Le journal n’est-il qu’un défouloir personnel, ou ces détestations (que l’on trouve aussi chez Anne-Marie Platel par exemple, mais à un degré bien moindre) sont-elles formulées publiquement ?  Il semble que ces propos sont partagés dans ses cercles féminins, et alimentés en nouvelles par des officiers de passage. Fort logiquement, notre diariste n’apprécie pas non plus le Feu d’Henri Barbusse (mai 1917, p. 331) : « Pourquoi te bats-tu ? » demande, paraît-il, ce mauvais livre « Le Feu » de ce Barbusse que n’a pas eu honte de couronner l’Académie Goncourt. Plus tard, il rend intéressant et pitoyable, et plus que cela, le soldat qui abandonne son poste. Madame de Pontaumont dit qu’il se lit énormément au front, étant bien écrit, bien fabriqué, mais comme sont fabriqués les portraits et les descriptions qui ne montrent que le laid, le mauvais, l’affligeant, et que l’effet est très nocif. »
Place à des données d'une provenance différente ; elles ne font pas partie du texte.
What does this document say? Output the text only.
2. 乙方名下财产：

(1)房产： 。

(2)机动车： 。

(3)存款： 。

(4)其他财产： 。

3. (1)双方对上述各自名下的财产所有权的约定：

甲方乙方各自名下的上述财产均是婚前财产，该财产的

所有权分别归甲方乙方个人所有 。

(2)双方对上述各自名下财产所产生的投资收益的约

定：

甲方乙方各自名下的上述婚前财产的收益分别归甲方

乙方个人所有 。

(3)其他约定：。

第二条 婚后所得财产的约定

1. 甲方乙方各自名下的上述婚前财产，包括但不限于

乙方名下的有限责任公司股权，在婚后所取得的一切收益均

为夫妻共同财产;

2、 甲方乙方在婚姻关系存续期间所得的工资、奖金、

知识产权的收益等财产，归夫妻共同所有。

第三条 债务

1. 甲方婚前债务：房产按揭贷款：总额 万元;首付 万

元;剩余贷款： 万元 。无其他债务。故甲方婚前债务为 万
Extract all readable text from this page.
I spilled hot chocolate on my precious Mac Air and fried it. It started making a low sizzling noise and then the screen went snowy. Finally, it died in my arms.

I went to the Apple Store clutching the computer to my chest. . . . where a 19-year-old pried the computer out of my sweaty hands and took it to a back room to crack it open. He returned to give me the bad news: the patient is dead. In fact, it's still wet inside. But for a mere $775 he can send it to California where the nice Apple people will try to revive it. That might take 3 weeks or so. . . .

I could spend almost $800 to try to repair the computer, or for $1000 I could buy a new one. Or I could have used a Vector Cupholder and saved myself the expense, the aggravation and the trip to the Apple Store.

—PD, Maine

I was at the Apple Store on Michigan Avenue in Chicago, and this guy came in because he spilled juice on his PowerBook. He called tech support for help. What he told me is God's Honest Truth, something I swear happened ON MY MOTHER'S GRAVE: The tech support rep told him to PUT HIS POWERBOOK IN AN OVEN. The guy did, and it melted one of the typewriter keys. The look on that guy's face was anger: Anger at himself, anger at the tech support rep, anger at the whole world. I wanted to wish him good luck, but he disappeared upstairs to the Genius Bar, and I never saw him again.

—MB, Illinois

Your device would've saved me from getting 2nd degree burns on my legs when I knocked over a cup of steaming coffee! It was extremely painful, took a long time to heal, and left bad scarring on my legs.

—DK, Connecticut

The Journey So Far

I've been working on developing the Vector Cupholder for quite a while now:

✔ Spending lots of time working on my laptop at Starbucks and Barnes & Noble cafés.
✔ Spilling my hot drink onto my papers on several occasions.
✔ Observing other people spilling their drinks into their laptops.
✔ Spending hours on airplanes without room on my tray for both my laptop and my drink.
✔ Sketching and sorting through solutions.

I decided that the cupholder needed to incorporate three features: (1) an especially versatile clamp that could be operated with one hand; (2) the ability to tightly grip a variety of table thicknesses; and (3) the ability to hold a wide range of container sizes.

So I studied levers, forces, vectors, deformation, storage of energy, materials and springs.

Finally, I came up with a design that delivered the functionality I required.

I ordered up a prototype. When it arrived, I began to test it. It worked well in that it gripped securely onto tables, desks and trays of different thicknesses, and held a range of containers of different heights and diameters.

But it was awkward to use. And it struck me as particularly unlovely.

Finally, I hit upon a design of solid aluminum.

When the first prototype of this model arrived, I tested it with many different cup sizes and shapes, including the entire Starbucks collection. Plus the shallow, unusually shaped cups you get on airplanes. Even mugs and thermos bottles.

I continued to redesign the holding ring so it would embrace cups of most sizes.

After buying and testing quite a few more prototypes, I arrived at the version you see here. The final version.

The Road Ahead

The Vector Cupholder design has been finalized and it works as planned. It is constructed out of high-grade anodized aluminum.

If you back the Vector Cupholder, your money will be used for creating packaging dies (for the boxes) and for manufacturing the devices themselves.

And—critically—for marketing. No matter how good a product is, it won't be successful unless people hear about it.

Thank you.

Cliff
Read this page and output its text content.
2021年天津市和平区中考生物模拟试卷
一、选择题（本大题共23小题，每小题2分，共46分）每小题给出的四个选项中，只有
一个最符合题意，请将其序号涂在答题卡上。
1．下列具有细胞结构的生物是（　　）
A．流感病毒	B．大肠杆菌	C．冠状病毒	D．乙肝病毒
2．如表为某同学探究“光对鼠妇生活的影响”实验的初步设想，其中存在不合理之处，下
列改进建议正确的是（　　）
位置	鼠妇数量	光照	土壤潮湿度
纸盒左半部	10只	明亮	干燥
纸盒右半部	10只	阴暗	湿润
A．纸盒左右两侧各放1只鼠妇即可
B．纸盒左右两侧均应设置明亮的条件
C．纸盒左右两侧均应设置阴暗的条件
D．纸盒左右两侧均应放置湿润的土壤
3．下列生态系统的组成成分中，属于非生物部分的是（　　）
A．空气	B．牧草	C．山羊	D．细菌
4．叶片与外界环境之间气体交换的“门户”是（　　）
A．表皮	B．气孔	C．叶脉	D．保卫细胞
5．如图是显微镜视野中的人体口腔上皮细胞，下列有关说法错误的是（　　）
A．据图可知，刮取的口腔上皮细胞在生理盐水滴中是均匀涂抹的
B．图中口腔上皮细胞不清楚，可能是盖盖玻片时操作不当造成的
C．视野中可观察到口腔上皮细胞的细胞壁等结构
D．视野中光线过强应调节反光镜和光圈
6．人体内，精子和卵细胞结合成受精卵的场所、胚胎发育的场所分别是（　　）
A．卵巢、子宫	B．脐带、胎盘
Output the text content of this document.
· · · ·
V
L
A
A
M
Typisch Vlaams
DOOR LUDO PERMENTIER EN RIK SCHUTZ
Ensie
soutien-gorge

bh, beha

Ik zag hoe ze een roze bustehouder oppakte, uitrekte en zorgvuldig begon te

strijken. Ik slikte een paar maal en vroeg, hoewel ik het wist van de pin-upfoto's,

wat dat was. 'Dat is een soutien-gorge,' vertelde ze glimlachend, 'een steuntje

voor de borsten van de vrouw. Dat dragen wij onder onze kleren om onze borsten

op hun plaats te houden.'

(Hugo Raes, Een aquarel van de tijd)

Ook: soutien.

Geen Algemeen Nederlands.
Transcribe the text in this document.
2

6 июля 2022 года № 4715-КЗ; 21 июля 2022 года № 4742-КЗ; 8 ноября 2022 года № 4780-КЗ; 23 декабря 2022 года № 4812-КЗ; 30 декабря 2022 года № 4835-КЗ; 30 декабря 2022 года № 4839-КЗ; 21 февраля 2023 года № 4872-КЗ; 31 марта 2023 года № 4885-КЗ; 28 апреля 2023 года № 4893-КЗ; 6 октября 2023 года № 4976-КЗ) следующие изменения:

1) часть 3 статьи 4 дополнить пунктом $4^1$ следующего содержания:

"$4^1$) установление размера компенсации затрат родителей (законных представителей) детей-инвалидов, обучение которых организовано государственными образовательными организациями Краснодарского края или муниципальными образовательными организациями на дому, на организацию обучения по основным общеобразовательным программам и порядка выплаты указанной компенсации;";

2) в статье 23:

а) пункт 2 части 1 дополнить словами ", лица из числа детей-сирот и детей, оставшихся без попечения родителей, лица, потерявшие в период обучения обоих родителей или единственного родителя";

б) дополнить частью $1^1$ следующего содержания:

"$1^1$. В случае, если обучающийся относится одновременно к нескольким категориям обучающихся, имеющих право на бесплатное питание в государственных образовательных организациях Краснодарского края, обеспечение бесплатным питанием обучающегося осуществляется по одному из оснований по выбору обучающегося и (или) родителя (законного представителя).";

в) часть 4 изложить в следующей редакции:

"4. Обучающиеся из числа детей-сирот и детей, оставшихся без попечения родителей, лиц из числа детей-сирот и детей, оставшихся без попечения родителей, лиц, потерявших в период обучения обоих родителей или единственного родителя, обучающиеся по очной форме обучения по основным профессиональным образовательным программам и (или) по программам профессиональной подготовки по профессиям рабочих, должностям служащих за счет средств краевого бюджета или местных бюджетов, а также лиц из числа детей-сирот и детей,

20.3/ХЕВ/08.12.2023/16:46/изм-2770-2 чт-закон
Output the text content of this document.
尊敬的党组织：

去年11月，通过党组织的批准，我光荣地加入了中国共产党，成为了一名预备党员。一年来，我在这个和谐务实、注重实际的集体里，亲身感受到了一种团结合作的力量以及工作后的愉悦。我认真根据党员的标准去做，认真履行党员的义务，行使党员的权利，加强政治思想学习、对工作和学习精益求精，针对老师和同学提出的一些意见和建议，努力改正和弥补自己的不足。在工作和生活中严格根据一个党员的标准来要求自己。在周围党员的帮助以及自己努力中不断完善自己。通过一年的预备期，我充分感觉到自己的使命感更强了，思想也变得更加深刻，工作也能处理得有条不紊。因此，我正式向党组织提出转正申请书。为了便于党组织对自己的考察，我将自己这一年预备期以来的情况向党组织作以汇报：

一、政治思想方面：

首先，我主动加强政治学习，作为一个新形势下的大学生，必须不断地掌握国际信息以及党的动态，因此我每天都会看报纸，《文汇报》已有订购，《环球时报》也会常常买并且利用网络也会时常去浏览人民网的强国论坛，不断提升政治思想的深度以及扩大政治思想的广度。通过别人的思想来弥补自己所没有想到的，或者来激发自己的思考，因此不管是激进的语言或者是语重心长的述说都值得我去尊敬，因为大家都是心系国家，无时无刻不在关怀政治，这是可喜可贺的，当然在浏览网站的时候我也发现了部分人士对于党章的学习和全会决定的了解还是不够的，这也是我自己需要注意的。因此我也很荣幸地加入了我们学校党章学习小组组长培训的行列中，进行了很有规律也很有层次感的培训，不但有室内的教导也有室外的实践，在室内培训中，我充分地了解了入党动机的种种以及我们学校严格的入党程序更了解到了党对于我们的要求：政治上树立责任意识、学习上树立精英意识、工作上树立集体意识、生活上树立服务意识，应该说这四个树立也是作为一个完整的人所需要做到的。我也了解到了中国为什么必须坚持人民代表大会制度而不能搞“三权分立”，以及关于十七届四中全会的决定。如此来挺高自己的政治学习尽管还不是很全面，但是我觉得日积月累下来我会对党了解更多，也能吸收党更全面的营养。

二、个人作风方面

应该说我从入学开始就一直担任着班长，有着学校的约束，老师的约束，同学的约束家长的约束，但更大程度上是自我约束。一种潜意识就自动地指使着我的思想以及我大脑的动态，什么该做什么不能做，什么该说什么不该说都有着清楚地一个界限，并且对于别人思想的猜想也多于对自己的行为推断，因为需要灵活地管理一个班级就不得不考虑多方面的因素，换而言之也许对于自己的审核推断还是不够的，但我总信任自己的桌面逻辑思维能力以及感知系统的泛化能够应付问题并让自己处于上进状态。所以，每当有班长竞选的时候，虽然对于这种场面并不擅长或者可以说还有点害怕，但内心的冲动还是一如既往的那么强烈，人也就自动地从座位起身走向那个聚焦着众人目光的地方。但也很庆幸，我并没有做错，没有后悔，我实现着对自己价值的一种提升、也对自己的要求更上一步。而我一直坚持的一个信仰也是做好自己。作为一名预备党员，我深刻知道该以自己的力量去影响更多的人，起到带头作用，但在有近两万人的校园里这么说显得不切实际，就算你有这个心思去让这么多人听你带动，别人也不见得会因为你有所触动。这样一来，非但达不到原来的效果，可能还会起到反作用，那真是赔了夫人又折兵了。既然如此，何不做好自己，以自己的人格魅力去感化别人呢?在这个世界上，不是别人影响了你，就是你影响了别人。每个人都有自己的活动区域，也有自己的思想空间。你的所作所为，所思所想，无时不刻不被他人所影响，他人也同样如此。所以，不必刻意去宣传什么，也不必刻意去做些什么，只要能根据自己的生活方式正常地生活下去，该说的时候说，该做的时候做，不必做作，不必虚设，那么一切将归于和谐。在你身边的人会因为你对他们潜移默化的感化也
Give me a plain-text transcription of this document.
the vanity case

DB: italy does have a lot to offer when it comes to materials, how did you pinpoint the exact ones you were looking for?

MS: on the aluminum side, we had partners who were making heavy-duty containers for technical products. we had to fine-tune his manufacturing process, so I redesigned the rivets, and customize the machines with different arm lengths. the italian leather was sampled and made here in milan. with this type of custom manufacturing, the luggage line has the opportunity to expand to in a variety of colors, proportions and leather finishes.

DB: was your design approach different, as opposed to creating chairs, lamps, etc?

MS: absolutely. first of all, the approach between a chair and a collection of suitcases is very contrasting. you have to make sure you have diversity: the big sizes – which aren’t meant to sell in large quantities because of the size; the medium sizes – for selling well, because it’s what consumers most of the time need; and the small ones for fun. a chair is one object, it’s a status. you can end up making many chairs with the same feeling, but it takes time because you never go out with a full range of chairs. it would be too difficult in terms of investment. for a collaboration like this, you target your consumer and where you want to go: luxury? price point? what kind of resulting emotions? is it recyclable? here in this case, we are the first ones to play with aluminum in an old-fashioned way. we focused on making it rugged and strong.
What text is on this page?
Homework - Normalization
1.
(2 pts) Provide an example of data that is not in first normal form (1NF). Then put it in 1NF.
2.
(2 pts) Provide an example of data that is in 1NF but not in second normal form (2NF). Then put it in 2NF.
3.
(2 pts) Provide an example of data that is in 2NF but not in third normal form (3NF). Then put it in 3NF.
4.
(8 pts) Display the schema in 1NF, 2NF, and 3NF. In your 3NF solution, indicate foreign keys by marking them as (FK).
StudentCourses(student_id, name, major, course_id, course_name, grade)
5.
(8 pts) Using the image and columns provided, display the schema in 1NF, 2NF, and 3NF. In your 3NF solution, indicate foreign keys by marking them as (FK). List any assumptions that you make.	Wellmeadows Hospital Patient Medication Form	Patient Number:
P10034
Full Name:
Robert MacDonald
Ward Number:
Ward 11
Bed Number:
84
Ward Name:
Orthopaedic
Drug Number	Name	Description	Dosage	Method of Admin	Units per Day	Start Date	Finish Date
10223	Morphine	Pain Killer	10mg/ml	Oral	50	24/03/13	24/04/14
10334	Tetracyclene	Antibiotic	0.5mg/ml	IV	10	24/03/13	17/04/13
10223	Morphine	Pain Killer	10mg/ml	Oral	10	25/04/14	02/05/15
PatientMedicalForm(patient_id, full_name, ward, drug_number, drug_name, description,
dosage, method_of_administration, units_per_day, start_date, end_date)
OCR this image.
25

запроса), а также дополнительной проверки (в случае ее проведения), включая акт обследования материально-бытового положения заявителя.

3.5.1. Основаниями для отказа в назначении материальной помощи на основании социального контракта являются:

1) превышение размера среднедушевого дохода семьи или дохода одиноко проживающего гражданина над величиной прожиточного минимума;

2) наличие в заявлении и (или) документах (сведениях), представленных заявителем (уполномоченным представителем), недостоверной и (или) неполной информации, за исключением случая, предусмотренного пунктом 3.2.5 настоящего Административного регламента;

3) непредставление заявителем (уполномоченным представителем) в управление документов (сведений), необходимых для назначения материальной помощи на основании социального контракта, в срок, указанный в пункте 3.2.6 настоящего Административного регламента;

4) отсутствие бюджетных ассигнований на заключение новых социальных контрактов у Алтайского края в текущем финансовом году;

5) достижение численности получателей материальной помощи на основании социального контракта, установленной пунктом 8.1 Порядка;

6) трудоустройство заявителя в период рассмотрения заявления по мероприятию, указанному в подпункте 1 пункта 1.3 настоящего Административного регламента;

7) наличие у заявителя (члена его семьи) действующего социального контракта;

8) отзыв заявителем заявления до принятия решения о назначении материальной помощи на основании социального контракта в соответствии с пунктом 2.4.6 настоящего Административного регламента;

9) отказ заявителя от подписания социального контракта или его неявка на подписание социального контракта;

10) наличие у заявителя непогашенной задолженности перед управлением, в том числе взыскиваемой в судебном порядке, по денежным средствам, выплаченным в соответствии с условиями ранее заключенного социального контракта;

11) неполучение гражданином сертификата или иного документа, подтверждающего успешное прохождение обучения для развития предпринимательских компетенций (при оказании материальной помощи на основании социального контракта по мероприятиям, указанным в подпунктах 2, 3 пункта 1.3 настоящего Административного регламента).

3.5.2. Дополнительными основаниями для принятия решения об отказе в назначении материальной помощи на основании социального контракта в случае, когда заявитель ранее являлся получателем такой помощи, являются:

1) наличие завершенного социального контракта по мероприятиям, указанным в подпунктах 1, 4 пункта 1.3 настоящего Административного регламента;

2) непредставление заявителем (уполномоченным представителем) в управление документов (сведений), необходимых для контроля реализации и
Finalement, Marie Tyl produit-elle un bon témoignage ? Non, si on considère qu’elle ne reprend que les bruits et les rumeurs qui confirment ses haines préalables, et que son biais d’analyse univoque, tourné vers un passé mythifié, la France d’Ancien Régime, ne lui permet pas de comprendre la guerre de la majorité de ses contemporains. Non encore, car sa complaisance dans la détestation finit par décrédibiliser son jugement, même si par ailleurs elle mène une vie digne. Et pourtant oui, c’est un bon témoignage, si on considère que ces écrits sont représentatifs du milieu très conservateur des officiers de la Marine : ce groupe a longtemps formé la partie de l’Armée la plus hostile aux nouvelles institutions. Certes, à l’échelle du pays, cette sensibilité d’extrême droite monarchiste est très minoritaire, mais son influence sur la société, via L’Action française, est loin d’être négligeable. En outre, malgré son antiparlementarisme, quelques-uns de ses candidats furent élus à la Chambre des députés, parfois sur des listes de coalition hétéroclite du Bloc National, vainqueur des élections de 1919.